I change into my practice clothes—black leotard, pink tights worn thin at the knees, hair pulled back in the same tight bun I've worn since I was six years old. The security cameras are running, but I don't care. Let them watch. Let them see what I do when no one's supposed to be looking.
The pointe shoes are in my office, waiting. I keep them in the bottom drawer of my desk, wrapped in tissue paper like a secret. They're old—my last pair from the Mariinsky, the ones I wore the week before Giselle, before Anton, before everything ended.
They're also bloody.
Not from tonight. The blood is old, dried to rust-brown on the satin. My blood, from pushing too hard during a particularly brutal rehearsal two weeks before the performance. I should have replaced them. Should have broken in a new pair, given my feet time to heal.
But I was twenty-four and arrogant and sure that pain was just part of the process. That suffering made you stronger, better, more worthy of the principal dancer title I'd fought so hard to earn.
Now I know I was an idiot.
I slip the shoes on anyway, tying the ribbons with muscle memory that five years haven’t erased. The pain starts immediately—my ankle protesting, the old injury flaring to life. The doctors said I'd always have pain. That the break was too severe, too complicated, that even after three surgeries I should consider myself lucky to walk without a limp.
Lucky.
I rise to pointe in the center of my gallery, surrounded by million-dollar paintings and Fabergé eggs and the kind of beauty that exists behind glass, protected and perfect and dead.
Then I dance.
Not the choreography from that night. I can't—my body won't let me perform the movements that ended me. But I dance through the phantom pain, through the memory of falling, through the rage that lives in my chest like a second heartbeat.
I dance alone, the way I've danced every midnight for five years.
The way Anton made sure I'd dance for the rest of my life.

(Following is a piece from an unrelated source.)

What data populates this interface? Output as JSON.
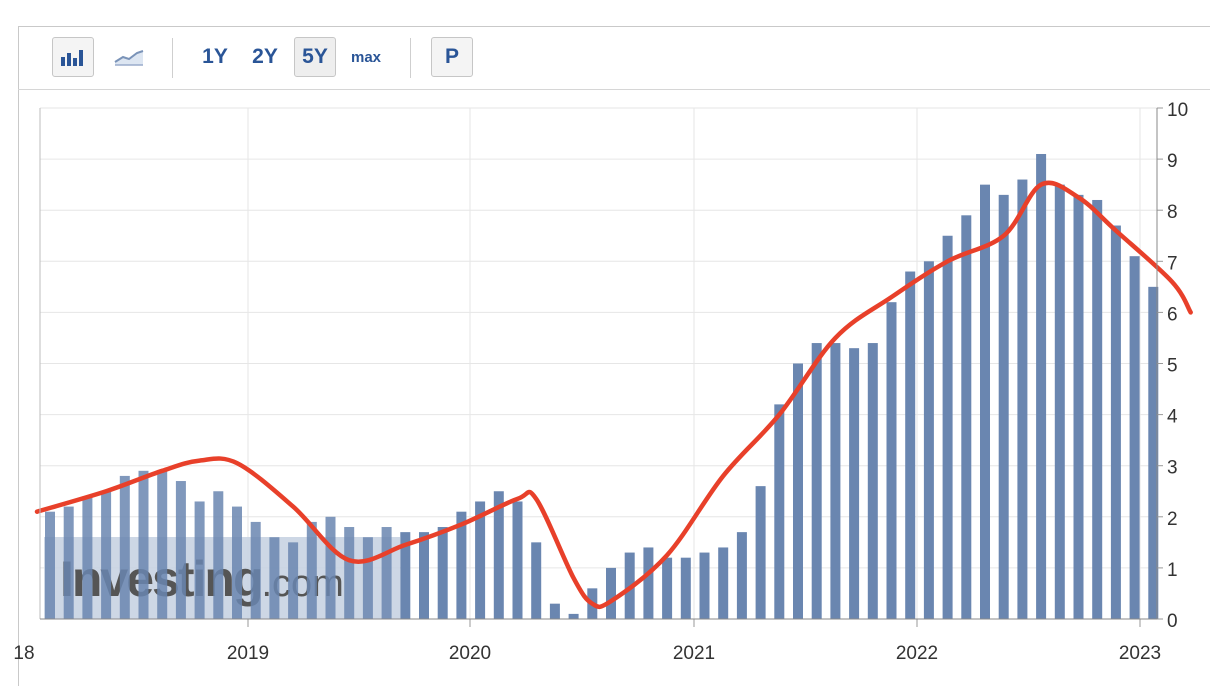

My ankle screams. I ignore it. My feet bleed into the shoes—fresh blood mixing with old. I ignore that too. This is my ritual, my exorcism, my way of proving that he didn't break all of me. Just the parts that mattered.
The gallery's security cameras capture everything. Tomorrow, when I review the footage like I always do, I'll see what I look like. A twenty-nine-year-old woman dancing alone in the dark, performing for an audience of expensive art and old ghosts.
I'll look broken.
Because I am.
I'm mid-pirouette when someone knocks on the front door.